Now after settling in at running back, Fannin says that it's an important spring as he fights for playing time as a redshirt freshman.
"I want to stay at running back," he explains. "It's a challenge to me, but it's a challenge I'm ready for. I guess it's like running the ball in high school. When I ran, I ran and when I threw, I threw. Right now it's just running and I love it.
"I'm real excited about this spring," Fannin continues. "I'm going into it with a lot of knowledge from last year so it's not like I'm blind anymore. I have a better chance of getting the starting position this year. I'll just be out there working hard with my teammates and I'm ready for the spring."
Built like a tank when he arrived on campus, after a year of Yoxercise he's checking in at 5-11, 220 pounds.
"I've gotten stronger, I've gotten faster and I've even gained weight," Fannin notes. "Right now everything is looking good. The team was working out hard this winter and we all got a little better."
Fannin is shown gliding through the air as a freshman.
Competing against Brad Lester, Ben Tate and Tristan Davis this spring and Enrique Davis when he arrives this fall, there won't be enough footballs to go around but Fannin is expected to get his hands on the football in the running game, the passing game and even special teams for running backs/special teams coach Eddie Gran.

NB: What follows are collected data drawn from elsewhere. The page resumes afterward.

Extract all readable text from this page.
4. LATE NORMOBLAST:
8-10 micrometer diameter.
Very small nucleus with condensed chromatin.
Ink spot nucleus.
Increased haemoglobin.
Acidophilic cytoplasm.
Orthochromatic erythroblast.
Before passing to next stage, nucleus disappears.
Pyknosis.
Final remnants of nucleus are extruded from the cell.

Heading into the spring Fannin is listed at the top of the punt returner list with Robert Dunn.
"Coach Gran was looking for a playmaker in that aspect of the game so I'm glad he chose me," Fannin says. "I'm going to go out there and work as hard as I can to get better so I'll have a chance as the punt returner."
Fannin adds that he played that role in one game his 10th grade year. He fielded two punts and returned both for a touchdown. He was a good baseball player as a center fielder in high school, but says it's much tougher fielding punts because of the movement of the ball caused by a spiral.
"I'm just going to go out there this spring and give it my all and hopefully I can open the coaches' eyes a bit," he says.
While the Tigers are going to have a busy March on the football field, they must still take care of their work in the classroom, where Fannin is taking 18 hours.
"School is good and everything is good," he explains. "It's a lot different than high school. The first semester is pretty tough but this semester I kind of know what to expect so I'm doing good. Right now I decided to go undeclared but I was physical therapy."